È il 19 dicembre e mancano pochi giorni a Natale. Salì, una giovane donna di 23 anni, dà alla luce il suo piccolo su una spiaggia libica, lo avvolge in una coperta e insieme salgono su un gommone. Lo stringe forte a sé per quasi due giorni, poi arriva l’ennesima missione di salvataggio della nave Open Arms. Così, la Ong spagnola, dopo aver preso a bordo 307 persone, lancia un appello sui social chiedendo di far sbarcare con urgenza il piccolo Sam e sua madre. È piena notte quando finalmente arriva una buona notizia: il governo di Malta ha deciso di accogliere (non senza difficoltà) Sam e Salì, mentre gli altri sopravvissuti possono anche rimanere lì. In fondo, vere urgenze non ci sono.

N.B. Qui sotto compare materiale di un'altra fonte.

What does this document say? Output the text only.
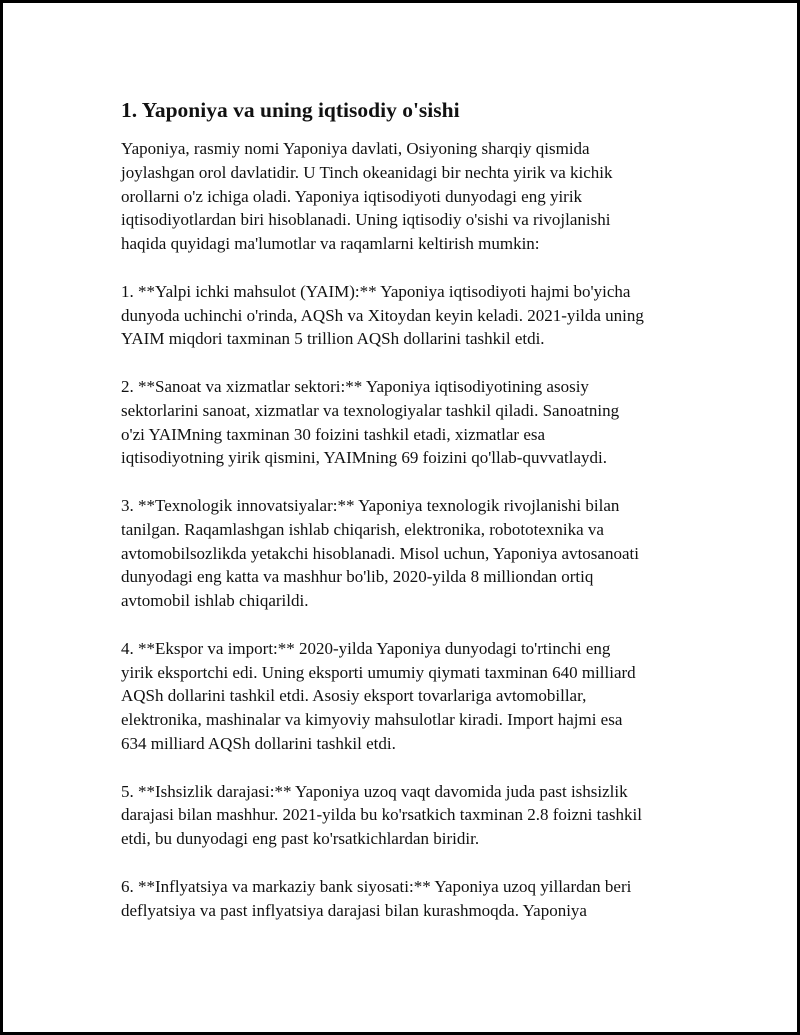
1. Yaponiya va uning iqtisodiy o'sishi

Yaponiya, rasmiy nomi Yaponiya davlati, Osiyoning sharqiy qismida
joylashgan orol davlatidir. U Tinch okeanidagi bir nechta yirik va kichik
orollarni o'z ichiga oladi. Yaponiya iqtisodiyoti dunyodagi eng yirik
iqtisodiyotlardan biri hisoblanadi. Uning iqtisodiy o'sishi va rivojlanishi
haqida quyidagi ma'lumotlar va raqamlarni keltirish mumkin:

1. **Yalpi ichki mahsulot (YAIM):** Yaponiya iqtisodiyoti hajmi bo'yicha
dunyoda uchinchi o'rinda, AQSh va Xitoydan keyin keladi. 2021-yilda uning
YAIM miqdori taxminan 5 trillion AQSh dollarini tashkil etdi.

2. **Sanoat va xizmatlar sektori:** Yaponiya iqtisodiyotining asosiy
sektorlarini sanoat, xizmatlar va texnologiyalar tashkil qiladi. Sanoatning
o'zi YAIMning taxminan 30 foizini tashkil etadi, xizmatlar esa
iqtisodiyotning yirik qismini, YAIMning 69 foizini qo'llab-quvvatlaydi.

3. **Texnologik innovatsiyalar:** Yaponiya texnologik rivojlanishi bilan
tanilgan. Raqamlashgan ishlab chiqarish, elektronika, robototexnika va
avtomobilsozlikda yetakchi hisoblanadi. Misol uchun, Yaponiya avtosanoati
dunyodagi eng katta va mashhur bo'lib, 2020-yilda 8 milliondan ortiq
avtomobil ishlab chiqarildi.

4. **Ekspor va import:** 2020-yilda Yaponiya dunyodagi to'rtinchi eng
yirik eksportchi edi. Uning eksporti umumiy qiymati taxminan 640 milliard
AQSh dollarini tashkil etdi. Asosiy eksport tovarlariga avtomobillar,
elektronika, mashinalar va kimyoviy mahsulotlar kiradi. Import hajmi esa
634 milliard AQSh dollarini tashkil etdi.

5. **Ishsizlik darajasi:** Yaponiya uzoq vaqt davomida juda past ishsizlik
darajasi bilan mashhur. 2021-yilda bu ko'rsatkich taxminan 2.8 foizni tashkil
etdi, bu dunyodagi eng past ko'rsatkichlardan biridir.

6. **Inflyatsiya va markaziy bank siyosati:** Yaponiya uzoq yillardan beri
deflyatsiya va past inflyatsiya darajasi bilan kurashmoqda. Yaponiya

«Il presepe vivente dei naufraghi», scrive Nello Scavo, giornalista di “Avvenire”, in seguito al salvataggio di Open Arms. Sam è nato da due giorni, è sporco ed è congelato. Si trova in braccio a sua madre a bordo di un gommone e intorno a loro ci sono donne e uomini sconosciuti (e anche molto poveri).
Una metafora toccante e tragicamente attuale che mi ha spinto a riflettere sul rito del presepe. In particolare, cosa significa “vivere” il presepe oggi, alla luce di questi tristi fatti? In che modo i suoi personaggi “si rivolgono a noi”?

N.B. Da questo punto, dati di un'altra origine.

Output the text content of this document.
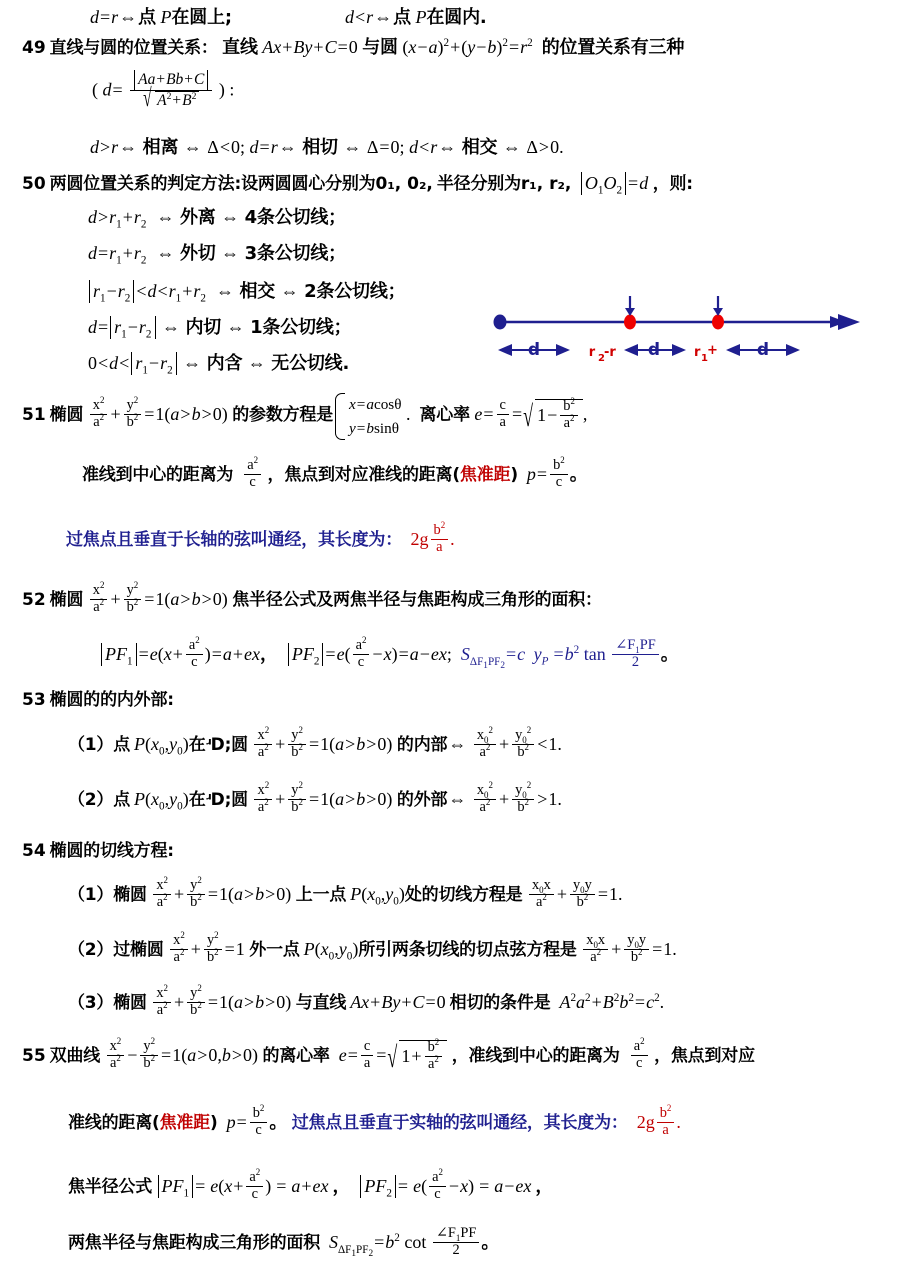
d=r⇔点 P在圆上;	d<r⇔点 P在圆内.
49 直线与圆的位置关系： 直线 Ax+By+C=0 与圆 $(x-a)^2+(y-b)^2=r^2$ 的位置关系有三种
( d= Aa+Bb+C
√ $A^2+B^2$ ) :
d>r⇔ 相离 ⇔ Δ<0; d=r⇔ 相切 ⇔ Δ=0; d<r⇔ 相交 ⇔ Δ>0.
50 两圆位置关系的判定方法:设两圆圆心分别为0₁, 0₂, 半径分别为r₁, r₂, $O_1O_2 =d$ ，则:
$d>r_1+r_2$ ⇔ 外离 ⇔ 4条公切线；
$d=r_1+r_2$ ⇔ 外切 ⇔ 3条公切线；
$r_1-r_2 <d<r_1+r_2$ ⇔ 相交 ⇔ 2条公切线；
$d= r_1-r_2$ ⇔ 内切 ⇔ 1条公切线；
$0<d< r_1-r_2$ ⇔ 内含 ⇔ 无公切线.
d	r 2 -r d	r 1
+ d
51 椭圆 $\frac{x^2}{a^2} + \frac{y^2}{b^2} =1(a>b>0)$ 的参数方程是
x=acosθ
y=bsinθ
.  离心率 $e= \frac{c}{a}$ = √ $1- \frac{b^2}{a^2}$ ,
准线到中心的距离为 $\frac{a^2}{c}$ ，焦点到对应准线的距离(焦准距) $p= \frac{b^2}{c}$ 。
过焦点且垂直于长轴的弦叫通经，其长度为： $2g \frac{b^2}{a}$ .
52 椭圆 $\frac{x^2}{a^2} + \frac{y^2}{b^2} =1(a>b>0)$ 焦半径公式及两焦半径与焦距构成三角形的面积：
$PF_1 =e(x+ \frac{a^2}{c} )=a+ex$， $PF_2 =e( \frac{a^2}{c} -x)=a-ex$; $S_{\Delta F_1PF_2}=c$ $y_P =b^2$ $\tan \frac{\angle F_1PF}{2}$ 。
53 椭圆的的内外部:
（1）点 $P(x_0,y_0)$在ʴD;圆 $\frac{x^2}{a^2} + \frac{y^2}{b^2} =1(a>b>0)$ 的内部⇔ $\frac{x_0^2}{a^2} + \frac{y_0^2}{b^2} <1$.
（2）点 $P(x_0,y_0)$在ʴD;圆 $\frac{x^2}{a^2} + \frac{y^2}{b^2} =1(a>b>0)$ 的外部⇔ $\frac{x_0^2}{a^2} + \frac{y_0^2}{b^2} >1$.
54 椭圆的切线方程:
（1）椭圆 $\frac{x^2}{a^2} + \frac{y^2}{b^2} =1(a>b>0)$ 上一点 $P(x_0,y_0)$处的切线方程是 $\frac{x_0x}{a^2} + \frac{y_0y}{b^2} =1$.
（2）过椭圆 $\frac{x^2}{a^2} + \frac{y^2}{b^2} =1$ 外一点 $P(x_0,y_0)$所引两条切线的切点弦方程是 $\frac{x_0x}{a^2} + \frac{y_0y}{b^2} =1$.
（3）椭圆 $\frac{x^2}{a^2} + \frac{y^2}{b^2} =1(a>b>0)$ 与直线 Ax+By+C=0 相切的条件是 $A^2a^2+B^2b^2=c^2$.
55 双曲线 $\frac{x^2}{a^2} - \frac{y^2}{b^2} =1(a>0,b>0)$ 的离心率 $e= \frac{c}{a}$ = √ $1+ \frac{b^2}{a^2}$ ，准线到中心的距离为 $\frac{a^2}{c}$ ，焦点到对应
准线的距离(焦准距) $p= \frac{b^2}{c}$ 。 过焦点且垂直于实轴的弦叫通经，其长度为： $2g \frac{b^2}{a}$ .
焦半径公式 $PF_1 = e(x+ \frac{a^2}{c}$ ) = a+ex ， $PF_2 = e( \frac{a^2}{c} -x) = a-ex$ ，
两焦半径与焦距构成三角形的面积 $S_{\Delta F_1PF_2}=b^2$ $\cot \frac{\angle F_1PF}{2}$ 。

Quando ero bambina una delle figure che mi affascinava di più era Meraviglia, personaggio femminile della tradizione bolognese che, a bocca aperta e con le braccia alzate, guarda stupita la Stella. Ammetto, però, che la mia Meraviglia era particolarmente bella e curata nei dettagli (forse è per questo che da piccola era la mia preferita). Tuttavia, nonostante sia passato del tempo, questo personaggio continua a piacermi. È dinamico ed estremamente intuitivo: capisce quanto è importante quel momento e lo vive profondamente dentro di sé come una novità.
E se anche noi riuscissimo a provare quella meraviglia che accende gioia (e non paura) nei nostri cuori davanti alla nascita di un bambino?
Vorrei concludere questa mia riflessione con la poesia Una volta sognai della scrittrice Alda Merini dedicata a Lampedusa, quella che era l’isola di speranza per molti migranti.
Una volta sognai
di essere una tartaruga gigante
con scheletro d’avorio che trascinava bimbi e piccini e alghe e rifiuti e fiori
e tutti si aggrappavano a me sulla mia scorza dura.
Ero una tartaruga che barcollava sotto il peso dell’amore
molto lenta a capire e svelta a benedire.
Così figli miei una volta vi hanno buttato nell’acqua
e voi vi siete aggrappati al mio guscio
e io vi ho portati in salvo
perché questa testuggine marina
è la terra che vi salva dalla morte dell’acqua.